Peterson Ryan A, McGrath Max, Cavanaugh Joseph E
Department of Biostatistics & Informatics, Colorado School of Public Health, University of Colorado, Anschutz Medical Campus, 13001 E. 17th Pl, Aurora, CO 80045, USA.
Department of Biostatistics, College of Public Health, University of Iowa, 145 N. Riverside Dr., Iowa City, IA 52245, USA.
Entropy (Basel). 2024 Aug 31;26(9):746. doi: 10.3390/e26090746.

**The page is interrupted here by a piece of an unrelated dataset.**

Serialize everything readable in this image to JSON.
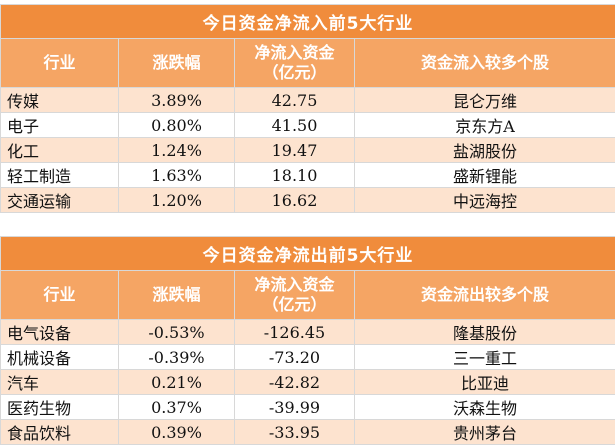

We developed a novel machine learning (ML) algorithm with the goal of producing transparent models (i.e., understandable by humans) while also flexibly accounting for nonlinearity and interactions. Our method is based on ranked sparsity, and it allows for flexibility and user control in varying the shade of the opacity of black box machine learning methods. The main tenet of ranked sparsity is that an algorithm should be more skeptical of higher-order polynomials and interactions a priori compared to main effects, and hence, the inclusion of these more complex terms should require a higher level of evidence. In this work, we put our new ranked sparsity algorithm (as implemented in the open source R package, sparseR) to the test in a predictive model "bakeoff" (i.e., a benchmarking study of ML algorithms applied "out of the box", that is, with no special tuning). Algorithms were trained on a large set of simulated and real-world data sets from the Penn Machine Learning Benchmarks database, addressing both regression and binary classification problems. We evaluated the extent to which our human-centered algorithm can attain predictive accuracy that rivals popular black box approaches such as neural networks, random forests, and support vector machines, while also producing more interpretable models. Using out-of-bag error as a meta-outcome, we describe the properties of data sets in which human-centered approaches can perform as well as or better than black box approaches. We found that interpretable approaches predicted optimally or within 5% of the optimal method in most real-world data sets. We provide a more in-depth comparison of the performances of random forests to interpretable methods for several case studies, including exemplars in which algorithms performed similarly, and several cases when interpretable methods underperformed. This work provides a strong rationale for including human-centered transparent algorithms such as ours in predictive modeling applications.
我们开发了一种新颖的机器学习(ML)算法,目标是生成透明模型(即人类可理解的模型),同时灵活地考虑非线性和相互作用。我们的方法基于排序稀疏性,它允许在改变黑箱机器学习方法不透明度的深浅时具有灵活性和用户可控性。排序稀疏性的主要原则是,与主效应相比,算法应先验地对高阶多项式和相互作用持更怀疑的态度,因此,纳入这些更复杂的项应需要更高水平的证据。在这项工作中,我们将新的排序稀疏性算法(如开源R包sparseR中所实现的)在一个预测模型“烘焙赛”(即对“开箱即用”应用的ML算法进行基准测试研究,即不进行特殊调优)中进行了测试。算法在来自宾夕法尼亚机器学习基准数据库的大量模拟和真实世界数据集上进行训练,解决回归和二元分类问题。我们评估了我们这种以人类为中心的算法在何种程度上能够达到与神经网络、随机森林和支持向量机等流行黑箱方法相媲美的预测准确性,同时还能生成更具可解释性的模型。使用袋外误差作为元结果,我们描述了以人类为中心的方法能够与黑箱方法表现相当或更好的数据集的属性。我们发现,在大多数真实世界数据集中,可解释方法的预测效果最佳,或者与最优方法的预测效果相差在5%以内。我们针对几个案例研究,对随机森林与可解释方法的性能进行了更深入的比较,包括算法表现相似的示例,以及可解释方法表现不佳的几个案例。这项工作为在预测建模应用中纳入我们这样以人类为中心的透明算法提供了有力的理论依据。